Certidumbre de claridad

Tras ellos caminaba el único ser viviente que compartiera su peregrinación: el perro. Y poco a poco llegaron al mar salobre. Luego, con almas bien disciplinadas llegaron a la región del norte y contemplaron, con corazones ansiosos de cielo, la imponente montaña Himavat… Lamida por el lago, en ella florecían los lirios, el cáñamo brotaba, las montañas resplandecían, las cascadas jugueteaban, la primavera era verde, blanca la nieve, azul el cielo, y los retoños de los frutos eran nubes: y él seguía sediento.

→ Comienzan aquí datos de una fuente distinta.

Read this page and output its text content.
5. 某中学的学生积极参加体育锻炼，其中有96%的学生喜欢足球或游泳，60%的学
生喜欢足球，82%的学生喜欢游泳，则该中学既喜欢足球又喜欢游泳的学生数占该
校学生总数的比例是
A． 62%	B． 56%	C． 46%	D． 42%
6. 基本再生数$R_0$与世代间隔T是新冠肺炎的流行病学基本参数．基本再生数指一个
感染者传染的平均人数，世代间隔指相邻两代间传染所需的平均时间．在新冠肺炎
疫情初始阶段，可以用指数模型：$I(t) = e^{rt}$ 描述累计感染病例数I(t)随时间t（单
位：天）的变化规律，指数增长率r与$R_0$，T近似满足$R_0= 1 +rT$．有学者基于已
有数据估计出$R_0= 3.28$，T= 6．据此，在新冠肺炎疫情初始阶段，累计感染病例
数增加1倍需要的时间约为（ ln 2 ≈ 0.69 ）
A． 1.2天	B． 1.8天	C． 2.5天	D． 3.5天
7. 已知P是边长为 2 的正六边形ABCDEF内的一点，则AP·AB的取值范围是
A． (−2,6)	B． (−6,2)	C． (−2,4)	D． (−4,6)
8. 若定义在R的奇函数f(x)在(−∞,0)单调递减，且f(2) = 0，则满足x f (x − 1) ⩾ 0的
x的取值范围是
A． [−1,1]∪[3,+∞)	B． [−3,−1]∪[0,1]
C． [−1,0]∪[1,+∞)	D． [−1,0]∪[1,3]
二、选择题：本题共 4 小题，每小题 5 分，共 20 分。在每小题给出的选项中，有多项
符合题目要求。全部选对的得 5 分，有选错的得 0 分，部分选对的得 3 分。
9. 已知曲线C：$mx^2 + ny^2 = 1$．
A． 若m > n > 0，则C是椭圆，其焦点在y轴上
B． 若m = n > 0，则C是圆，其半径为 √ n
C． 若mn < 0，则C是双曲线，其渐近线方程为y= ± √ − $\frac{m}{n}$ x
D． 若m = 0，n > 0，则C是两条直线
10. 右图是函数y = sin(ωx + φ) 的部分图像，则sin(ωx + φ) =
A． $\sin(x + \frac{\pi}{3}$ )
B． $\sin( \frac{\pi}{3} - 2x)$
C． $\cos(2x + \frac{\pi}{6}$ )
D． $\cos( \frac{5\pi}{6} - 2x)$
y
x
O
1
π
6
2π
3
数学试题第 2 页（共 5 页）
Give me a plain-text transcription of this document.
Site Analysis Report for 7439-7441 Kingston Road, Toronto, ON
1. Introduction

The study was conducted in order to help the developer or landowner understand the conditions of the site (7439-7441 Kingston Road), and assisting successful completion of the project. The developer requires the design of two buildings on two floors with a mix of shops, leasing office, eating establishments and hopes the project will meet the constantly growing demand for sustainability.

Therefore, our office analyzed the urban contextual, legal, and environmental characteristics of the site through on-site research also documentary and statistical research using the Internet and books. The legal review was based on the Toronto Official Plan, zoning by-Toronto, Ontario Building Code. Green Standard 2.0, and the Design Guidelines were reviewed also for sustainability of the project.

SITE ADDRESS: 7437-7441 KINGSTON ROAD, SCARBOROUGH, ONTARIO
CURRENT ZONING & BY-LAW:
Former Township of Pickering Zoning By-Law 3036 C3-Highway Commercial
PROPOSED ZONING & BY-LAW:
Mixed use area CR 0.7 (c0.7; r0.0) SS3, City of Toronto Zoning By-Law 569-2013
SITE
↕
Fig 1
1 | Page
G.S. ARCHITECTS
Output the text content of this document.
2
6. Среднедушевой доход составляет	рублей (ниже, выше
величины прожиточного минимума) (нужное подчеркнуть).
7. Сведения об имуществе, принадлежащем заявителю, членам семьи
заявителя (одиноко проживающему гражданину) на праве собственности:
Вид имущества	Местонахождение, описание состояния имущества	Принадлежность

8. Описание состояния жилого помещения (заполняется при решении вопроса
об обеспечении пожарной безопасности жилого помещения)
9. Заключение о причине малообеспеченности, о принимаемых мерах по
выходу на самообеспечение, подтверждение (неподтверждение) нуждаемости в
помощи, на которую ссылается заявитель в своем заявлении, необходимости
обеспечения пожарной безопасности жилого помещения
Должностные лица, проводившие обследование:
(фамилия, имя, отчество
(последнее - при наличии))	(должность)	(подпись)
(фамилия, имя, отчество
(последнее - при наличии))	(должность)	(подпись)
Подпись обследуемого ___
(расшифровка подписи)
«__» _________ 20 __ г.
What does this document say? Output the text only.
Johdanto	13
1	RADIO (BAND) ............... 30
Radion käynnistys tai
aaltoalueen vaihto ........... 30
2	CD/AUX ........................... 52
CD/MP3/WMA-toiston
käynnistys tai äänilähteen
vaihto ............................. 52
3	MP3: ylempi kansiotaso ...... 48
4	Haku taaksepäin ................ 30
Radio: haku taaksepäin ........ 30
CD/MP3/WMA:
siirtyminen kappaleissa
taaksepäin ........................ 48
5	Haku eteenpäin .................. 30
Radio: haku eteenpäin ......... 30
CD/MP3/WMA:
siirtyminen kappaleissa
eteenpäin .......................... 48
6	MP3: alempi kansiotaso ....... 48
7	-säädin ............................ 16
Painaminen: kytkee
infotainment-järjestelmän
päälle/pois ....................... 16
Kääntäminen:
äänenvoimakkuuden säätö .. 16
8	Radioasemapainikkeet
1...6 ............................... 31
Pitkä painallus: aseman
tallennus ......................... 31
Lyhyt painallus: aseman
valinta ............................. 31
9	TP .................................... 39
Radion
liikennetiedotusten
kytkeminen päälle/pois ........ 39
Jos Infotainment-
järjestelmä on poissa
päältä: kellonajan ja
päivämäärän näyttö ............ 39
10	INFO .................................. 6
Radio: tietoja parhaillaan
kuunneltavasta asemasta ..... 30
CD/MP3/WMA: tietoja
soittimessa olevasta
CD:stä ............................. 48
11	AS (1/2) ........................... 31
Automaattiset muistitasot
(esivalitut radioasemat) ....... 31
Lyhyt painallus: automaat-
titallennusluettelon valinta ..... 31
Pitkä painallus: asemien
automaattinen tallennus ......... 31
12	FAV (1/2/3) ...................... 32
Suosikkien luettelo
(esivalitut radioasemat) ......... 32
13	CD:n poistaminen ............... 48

Después, la nieve dejó de resplandecer; las flores de los árboles frutales convirtiéronse en nubes de mosquitos; el Himalaya se ocultó tras el polvo y él sintió más sed que nunca. Luego soplaba el lago, soplaba la nieve, soplaban las cascadas, soplaban los capullos de los frutos, soplaban las estaciones, soplaban alejándose, y él mismo se alejaba arrastrado por una tormenta de capullos, a las montañas en donde ahora caía la lluvia. Pero esta lluvia que ahora caía en las montañas no mitigaba su sed. Ni tampoco, después de todo, se hallaba en las montañas. Se encontraba entre el ganado, en un arroyo. Descansaba, con algunas jacas que, a su lado, metían las patas en frescos pantanos. Yacía boca abajo bebiendo de un lago en que se reflejaban cordilleras de albeantes cumbres, nubes que se amontonaban a una altura de ocho kilómetros detrás de la imponente montaña Himavat, cáñamos de color púrpura y un villorrio acurrucado entre las moreras. Y sin embargo, su sed seguía sin apagarse. Acaso porque estaba bebiendo, no agua, sino ingravidez y promesa de ingravidez —¿cómo era posible que bebiera la promesa de ingravidez? Acaso porque bebía, no agua, sino certidumbre de claridad— ¿cómo era posible que bebiera certidumbre de claridad? ¡Certidumbre de claridad, promesa de ingravidez, de luz, luz, luz y otra vez de luz, luz luz!